Last week, I wrote about the high school science bloggers in Ms. Baker’s biology classes at Staten Island Academy. Over the next few weeks, I will be publishing several guest posts that have been written by Ms. Baker’s students.
Today’s post comes from ninth-grader Taylor, who would like to be an oncologist. (Note: At Ms. Baker’s request, I am withholding the last names of the students–if you are interested in contacting any of them, Ms. Baker asks that you please get in touch with her at firstname.lastname@example.org.) I have not done any editing–the post, which begins below, is all Taylor’s own work. –EA
One of the most rewarding experiences of living in such a technologically advanced time period is being able to witness the everyday advancements of science on the medical world. Perhaps what is most fascinating is the idea that one day the diseases that plagued past generations will maybe be eradicated or at least treatable, and maybe it will happen in our lifetime. Over the last two years a new technology for discovering genes, genotyping chip technology, has greatly contributed to scientific advancement. Genotyping chip technology screens work by detecting single nucleotide polymorphisms (SNPs) in the DNA code. The identification of these SNPs allows researchers to establish what version of a gene is present, as well as which genes are associated with various other diseases. Identifying the genes that lead to the development of genetic disorders, diseases caused by abnormalities in an individuals genetic material (DNA), could save millions of lives.

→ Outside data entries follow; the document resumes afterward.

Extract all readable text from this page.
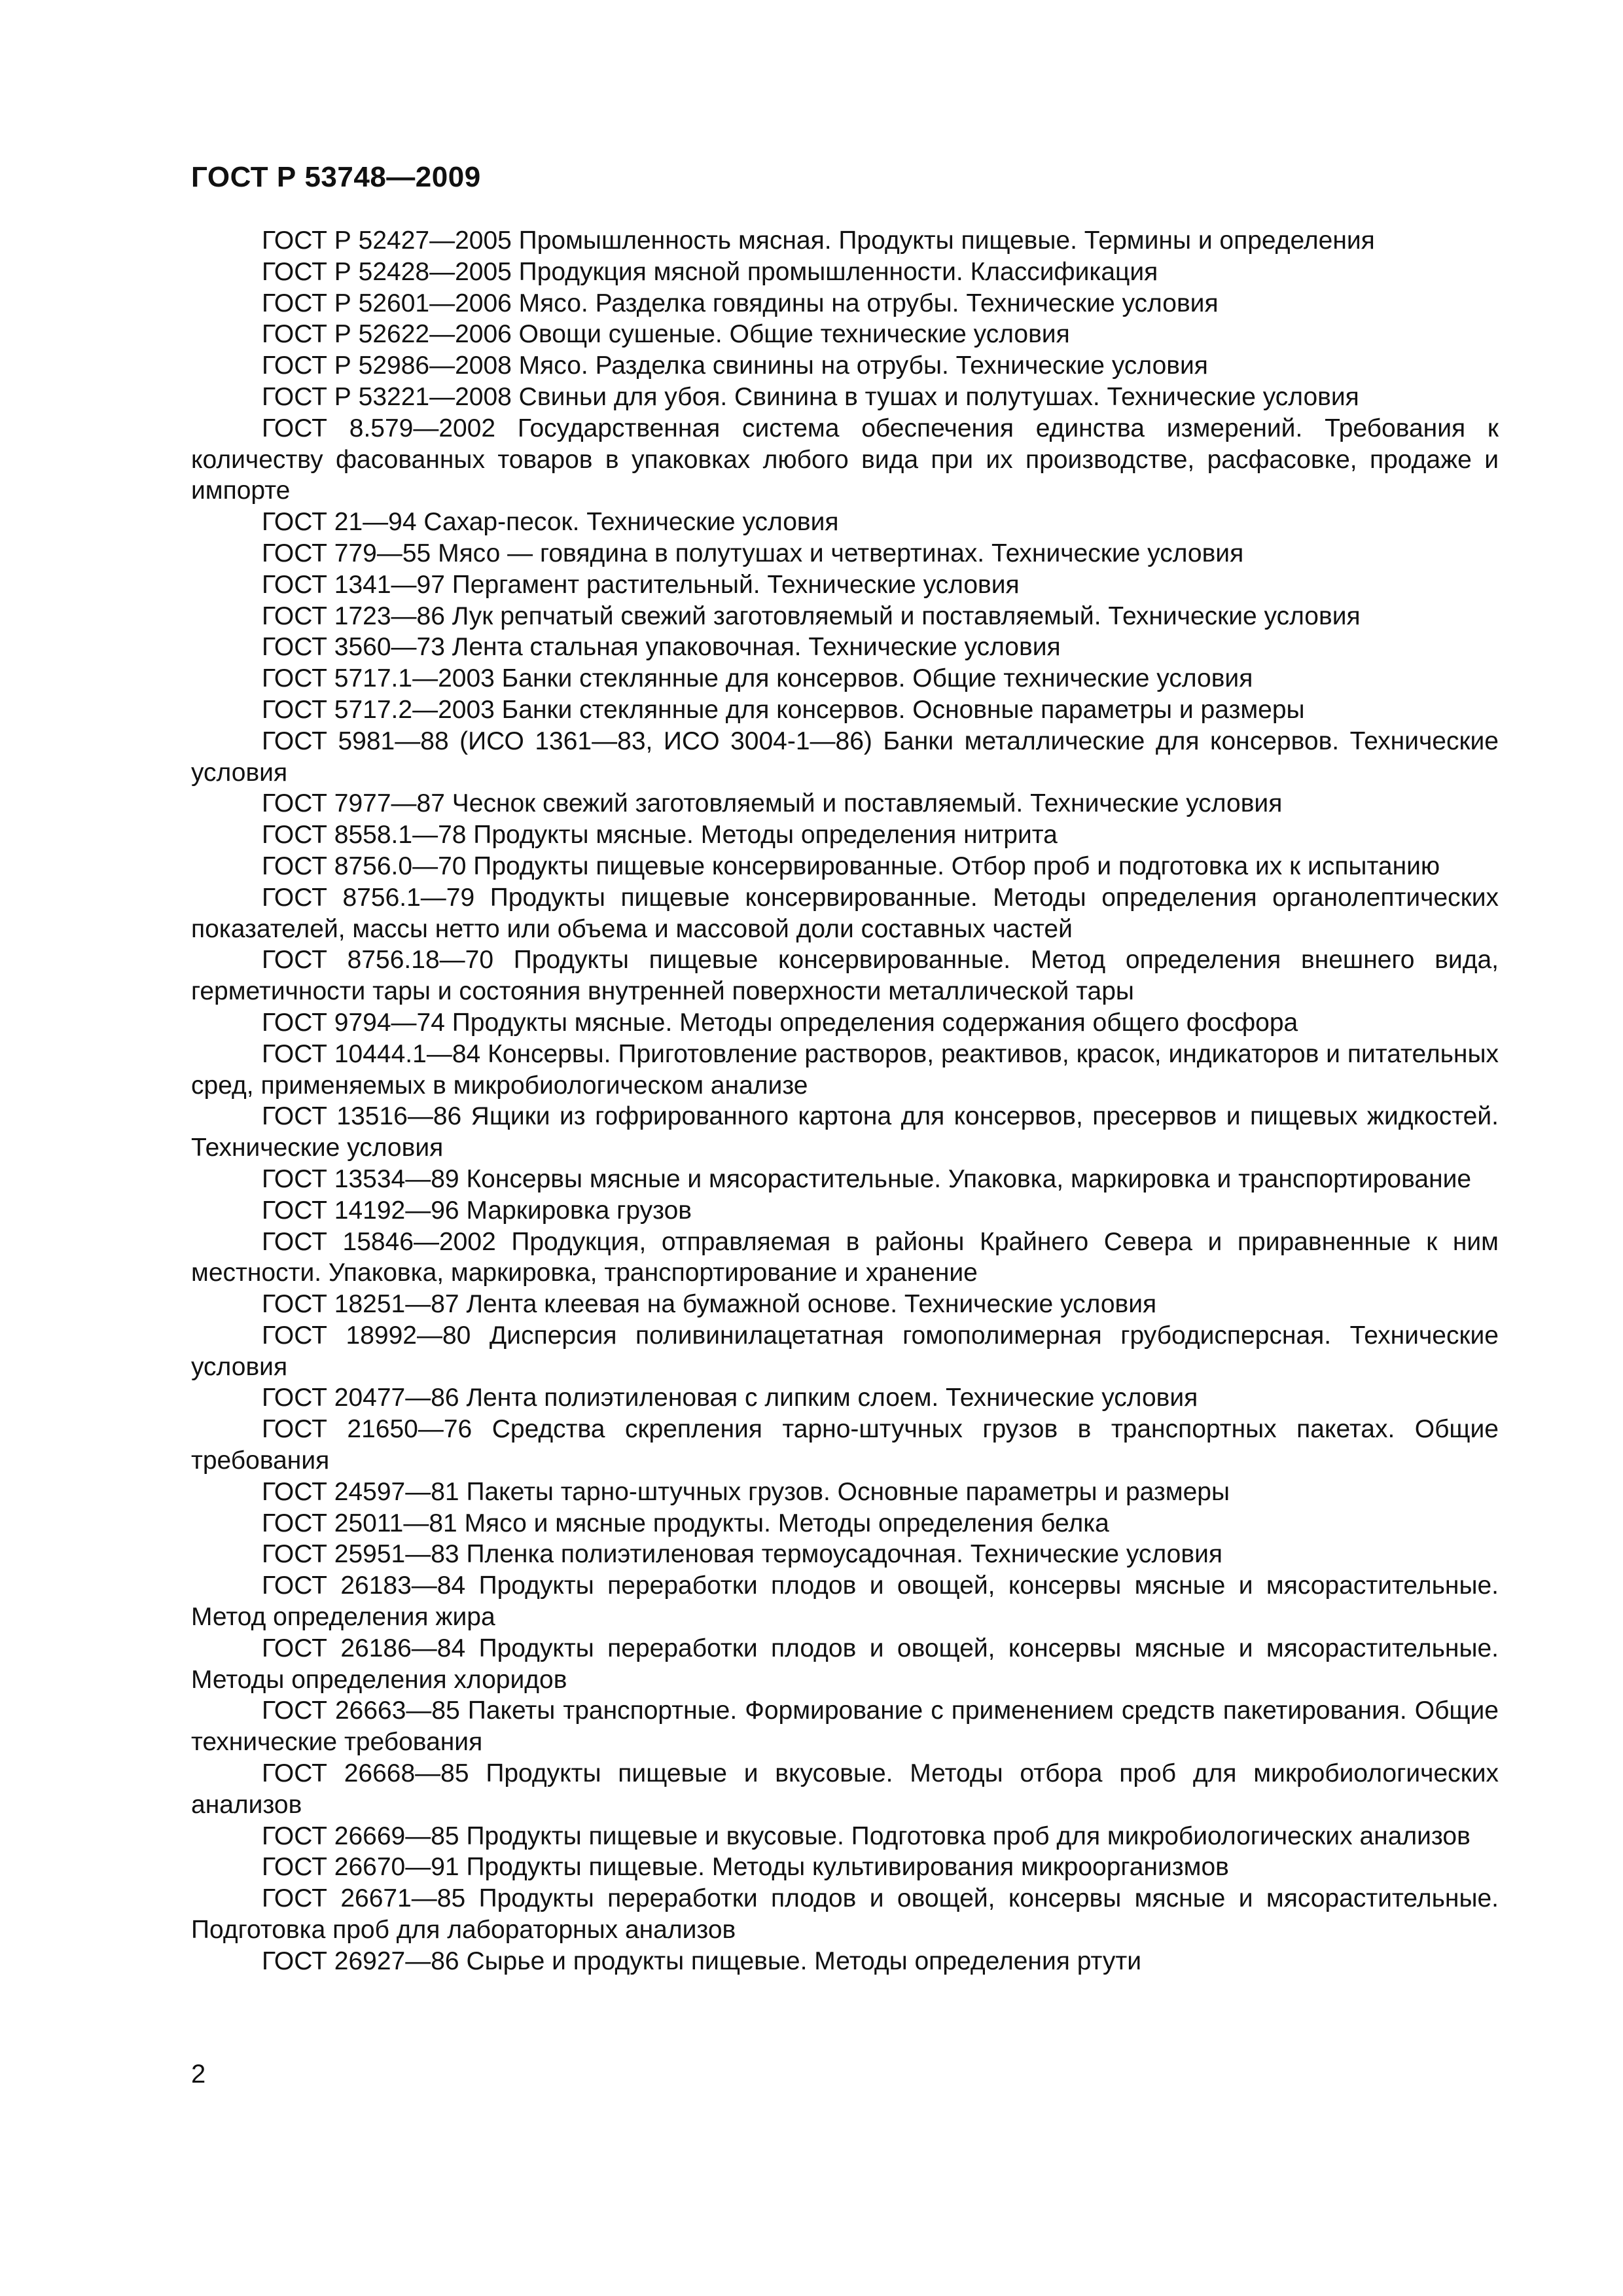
ГОСТ Р 53748—2009
ГОСТ Р 52427—2005 Промышленность мясная. Продукты пищевые. Термины и определения
ГОСТ Р 52428—2005 Продукция мясной промышленности. Классификация
ГОСТ Р 52601—2006 Мясо. Разделка говядины на отрубы. Технические условия
ГОСТ Р 52622—2006 Овощи сушеные. Общие технические условия
ГОСТ Р 52986—2008 Мясо. Разделка свинины на отрубы. Технические условия
ГОСТ Р 53221—2008 Свиньи для убоя. Свинина в тушах и полутушах. Технические условия
ГОСТ 8.579—2002 Государственная система обеспечения единства измерений. Требования к количеству фасованных товаров в упаковках любого вида при их производстве, расфасовке, продаже и импорте
ГОСТ 21—94 Сахар-песок. Технические условия
ГОСТ 779—55 Мясо — говядина в полутушах и четвертинах. Технические условия
ГОСТ 1341—97 Пергамент растительный. Технические условия
ГОСТ 1723—86 Лук репчатый свежий заготовляемый и поставляемый. Технические условия
ГОСТ 3560—73 Лента стальная упаковочная. Технические условия
ГОСТ 5717.1—2003 Банки стеклянные для консервов. Общие технические условия
ГОСТ 5717.2—2003 Банки стеклянные для консервов. Основные параметры и размеры
ГОСТ 5981—88 (ИСО 1361—83, ИСО 3004-1—86) Банки металлические для консервов. Технические условия
ГОСТ 7977—87 Чеснок свежий заготовляемый и поставляемый. Технические условия
ГОСТ 8558.1—78 Продукты мясные. Методы определения нитрита
ГОСТ 8756.0—70 Продукты пищевые консервированные. Отбор проб и подготовка их к испытанию
ГОСТ 8756.1—79 Продукты пищевые консервированные. Методы определения органолептических показателей, массы нетто или объема и массовой доли составных частей
ГОСТ 8756.18—70 Продукты пищевые консервированные. Метод определения внешнего вида, герметичности тары и состояния внутренней поверхности металлической тары
ГОСТ 9794—74 Продукты мясные. Методы определения содержания общего фосфора
ГОСТ 10444.1—84 Консервы. Приготовление растворов, реактивов, красок, индикаторов и питательных сред, применяемых в микробиологическом анализе
ГОСТ 13516—86 Ящики из гофрированного картона для консервов, пресервов и пищевых жидкостей. Технические условия
ГОСТ 13534—89 Консервы мясные и мясорастительные. Упаковка, маркировка и транспортирование
ГОСТ 14192—96 Маркировка грузов
ГОСТ 15846—2002 Продукция, отправляемая в районы Крайнего Севера и приравненные к ним местности. Упаковка, маркировка, транспортирование и хранение
ГОСТ 18251—87 Лента клеевая на бумажной основе. Технические условия
ГОСТ 18992—80 Дисперсия поливинилацетатная гомополимерная грубодисперсная. Технические условия
ГОСТ 20477—86 Лента полиэтиленовая с липким слоем. Технические условия
ГОСТ 21650—76 Средства скрепления тарно-штучных грузов в транспортных пакетах. Общие требования
ГОСТ 24597—81 Пакеты тарно-штучных грузов. Основные параметры и размеры
ГОСТ 25011—81 Мясо и мясные продукты. Методы определения белка
ГОСТ 25951—83 Пленка полиэтиленовая термоусадочная. Технические условия
ГОСТ 26183—84 Продукты переработки плодов и овощей, консервы мясные и мясорастительные. Метод определения жира
ГОСТ 26186—84 Продукты переработки плодов и овощей, консервы мясные и мясорастительные. Методы определения хлоридов
ГОСТ 26663—85 Пакеты транспортные. Формирование с применением средств пакетирования. Общие технические требования
ГОСТ 26668—85 Продукты пищевые и вкусовые. Методы отбора проб для микробиологических анализов
ГОСТ 26669—85 Продукты пищевые и вкусовые. Подготовка проб для микробиологических анализов
ГОСТ 26670—91 Продукты пищевые. Методы культивирования микроорганизмов
ГОСТ 26671—85 Продукты переработки плодов и овощей, консервы мясные и мясорастительные. Подготовка проб для лабораторных анализов
ГОСТ 26927—86 Сырье и продукты пищевые. Методы определения ртути
2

One disease in particular that could be detected early on using genetic screening is breast cancer. Breast cancer is a disease in which malignant cancer cells form in the breast tissue. Women in the United States develop breast cancer more frequently than any other form of cancer except for skin cancer. It is second only to lung cancer as a cause of cancer related deaths in women. Each year it is estimated that nearly 200,000 women will be diagnosed with breast cancer and more than 40,000 will die. Approximately 1,700 men will also be diagnosed with breast cancer and 450 will die each year. Many cases of breast cancer have been linked to mutations found in the BRCA1 and BRCA 2 genes. BRCA1 and BRCA2 are genes that belong to a class of known as tumor suppressor genes. In normally functioning cells, BRCA1 and BRCA2 help ensure the stability of the cell’s DNA, help prevent uncontrolled cell growth, and help to repair damaged DNA. Mutations of these genes have been linked to the development of hereditary breast cancer. How do BRCA1 and BRCA2 become mutated, and if your parent has it how likely is it that you will inherit it?
This is not to say that only mutations in BRCA1 and BRCA 2 will cause breast cancer, because there are several other agents that can lead to the development of breast cancer, but mutations in BRCA1 and BRCA2 are found in many cases of breast cancer and are found in more than half of hereditary cases. According to estimates of lifetime risk, about 12 percent of women in the general population will develop breast cancer sometime during their lives. Ultimately, a woman who has inherited a mutation in BRCA1 or BRCA2 is about five times more likely to develop breast cancer than a woman who does not have such a mutation. Genetic testing for mutations in BRCA 1 and BRCA 2 at an early age can detect this mutation before the cancer has even developed and allows the person to take preventative and life saving measures. One simple blood test can save your life, not only from detecting breast cancer but several other genetic diseases can also be identified by analyzing each individuals DNA. Would you be willing to have blood taken for the purpose of discovering your own genetic defects, if you have any?